Ramallah: The Palestinian Coalition for Transparency and Accountability (AMAN) has called for the setting up of a special investigating team to review the Palestinian angle of the Panama Papers whose leaks revealed that Palestinian President Mahmoud Abbas’s son Tareq held shares worth $1 million (Dh3.67 million) in a company associated with the Palestinian National Authority (PNA).

The coalition urged the Palestinian leadership to set up the team to test the authenticity of the Panama Papers and come up with conclusions.

In a special meeting of the coalition held in Ramallah to discuss the issue, the coalition announced that the Palestinian leadership is not creating an aggregate political will to follow up with the Panama Papers. The coalition said that the Palestinian institutions have not done anything so far to address the leaks of the papers, stressing that those institutions should implement the Palestinian law and question those accused of misusing the public funds and financial mismanagement and tax evasion.

Azmi Al Shuaibi, a counsellor of the coalition, highlighted the importance of the Panama Papers by saying that the leaks pointed fingers at Palestinian political and financial elite, where the transparency and integrity of the Palestinian institutions are at stake. The coalition stressed that the Palestinian leadership and institutions should have acted once the papers went public but it did not seem that relatives of Palestinian authorities were angry about the leak.

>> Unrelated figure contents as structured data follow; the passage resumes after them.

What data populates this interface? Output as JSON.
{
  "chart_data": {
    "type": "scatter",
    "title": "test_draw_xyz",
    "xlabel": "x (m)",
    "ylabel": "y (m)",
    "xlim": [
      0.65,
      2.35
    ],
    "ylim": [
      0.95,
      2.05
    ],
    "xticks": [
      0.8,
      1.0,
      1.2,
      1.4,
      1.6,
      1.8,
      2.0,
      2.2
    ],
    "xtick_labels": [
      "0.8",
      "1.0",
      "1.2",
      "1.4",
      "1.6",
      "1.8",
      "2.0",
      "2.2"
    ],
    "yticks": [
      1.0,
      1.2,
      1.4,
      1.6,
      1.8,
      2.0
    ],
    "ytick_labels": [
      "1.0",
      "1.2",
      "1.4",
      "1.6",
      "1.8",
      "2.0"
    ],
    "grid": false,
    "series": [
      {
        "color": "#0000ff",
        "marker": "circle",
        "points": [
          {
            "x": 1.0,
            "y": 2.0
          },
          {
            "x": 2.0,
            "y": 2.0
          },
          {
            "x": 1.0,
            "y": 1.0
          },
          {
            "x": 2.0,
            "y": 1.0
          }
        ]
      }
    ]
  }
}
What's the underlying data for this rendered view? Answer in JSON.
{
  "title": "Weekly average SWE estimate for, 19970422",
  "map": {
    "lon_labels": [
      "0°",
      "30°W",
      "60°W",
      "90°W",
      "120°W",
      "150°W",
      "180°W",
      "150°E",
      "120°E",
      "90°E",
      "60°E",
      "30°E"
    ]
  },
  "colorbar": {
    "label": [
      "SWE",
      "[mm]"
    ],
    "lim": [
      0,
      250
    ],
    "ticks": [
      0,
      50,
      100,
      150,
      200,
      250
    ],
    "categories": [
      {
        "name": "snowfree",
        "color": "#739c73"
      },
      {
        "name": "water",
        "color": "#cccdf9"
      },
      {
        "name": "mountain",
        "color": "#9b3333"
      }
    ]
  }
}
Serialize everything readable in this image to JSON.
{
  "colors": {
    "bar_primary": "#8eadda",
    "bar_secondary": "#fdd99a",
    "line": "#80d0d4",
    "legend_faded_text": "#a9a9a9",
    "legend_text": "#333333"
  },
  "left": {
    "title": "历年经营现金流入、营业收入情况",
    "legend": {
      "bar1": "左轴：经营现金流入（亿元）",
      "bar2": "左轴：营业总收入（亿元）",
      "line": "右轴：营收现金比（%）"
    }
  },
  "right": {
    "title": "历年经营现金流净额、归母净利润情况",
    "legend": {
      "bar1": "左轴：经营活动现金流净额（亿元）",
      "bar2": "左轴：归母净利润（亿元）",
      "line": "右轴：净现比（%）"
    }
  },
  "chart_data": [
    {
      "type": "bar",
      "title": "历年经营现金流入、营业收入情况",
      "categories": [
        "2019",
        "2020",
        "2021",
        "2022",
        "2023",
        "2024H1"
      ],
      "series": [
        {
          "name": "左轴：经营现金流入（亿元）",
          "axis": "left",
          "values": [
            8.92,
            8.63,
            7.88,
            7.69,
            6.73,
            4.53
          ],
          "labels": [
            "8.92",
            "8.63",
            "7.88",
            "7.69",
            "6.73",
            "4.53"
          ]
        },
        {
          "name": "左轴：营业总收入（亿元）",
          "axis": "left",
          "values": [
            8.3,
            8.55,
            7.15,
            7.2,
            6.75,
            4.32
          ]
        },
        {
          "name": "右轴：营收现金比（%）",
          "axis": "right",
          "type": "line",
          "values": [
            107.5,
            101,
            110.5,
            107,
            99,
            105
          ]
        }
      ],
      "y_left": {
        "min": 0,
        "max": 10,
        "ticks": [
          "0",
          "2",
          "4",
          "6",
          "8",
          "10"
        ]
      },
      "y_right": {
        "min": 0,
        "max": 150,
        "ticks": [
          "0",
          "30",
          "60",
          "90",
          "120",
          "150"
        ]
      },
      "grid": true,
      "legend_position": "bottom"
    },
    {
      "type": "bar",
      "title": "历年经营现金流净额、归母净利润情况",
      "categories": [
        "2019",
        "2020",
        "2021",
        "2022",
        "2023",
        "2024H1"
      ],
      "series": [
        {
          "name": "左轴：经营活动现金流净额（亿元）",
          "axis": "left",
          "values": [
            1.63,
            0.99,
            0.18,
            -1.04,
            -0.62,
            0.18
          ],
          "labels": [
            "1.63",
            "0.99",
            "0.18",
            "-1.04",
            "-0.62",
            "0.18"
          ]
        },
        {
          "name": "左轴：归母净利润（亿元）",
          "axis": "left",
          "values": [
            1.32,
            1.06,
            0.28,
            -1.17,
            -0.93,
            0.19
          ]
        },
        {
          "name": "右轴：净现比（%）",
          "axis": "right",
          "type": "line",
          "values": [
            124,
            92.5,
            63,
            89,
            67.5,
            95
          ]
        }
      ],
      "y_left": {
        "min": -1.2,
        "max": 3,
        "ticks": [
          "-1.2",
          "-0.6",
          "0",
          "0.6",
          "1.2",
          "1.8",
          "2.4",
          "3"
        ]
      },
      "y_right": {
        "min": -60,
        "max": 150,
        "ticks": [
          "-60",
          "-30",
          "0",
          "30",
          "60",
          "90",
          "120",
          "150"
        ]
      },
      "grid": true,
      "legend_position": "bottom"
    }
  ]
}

The AMAN said according to the Palestinian Companies Law, companies registered outside the Palestinian territories and regardless of their owners can function inside Palestine only when those companies are officially registered with the Palestinian official and related institutions which monitor their performance. The coalition said that those whose names were mentioned in the Panama Papers must submit financial statements that provide detailed information about their financial standing to the Palestinian Anti-Corruption Committee as under the Palestinian Anti Corruption Law.

Israeli daily Haaretz had published a report on the Panama Papers which revealed that a Palestinian “club” whose members link the financial and political worlds of the PNA and that Tareq Abbas held shares in a company (Arab Palestinian Company — APIC) associated with the PNA. Later on, Tareq held 10 per cent shares of a giant advertising company, SKY, which the APIC established and Tareq became its CEO and currently serves as the chairman of its board of directors on behalf of the APIC.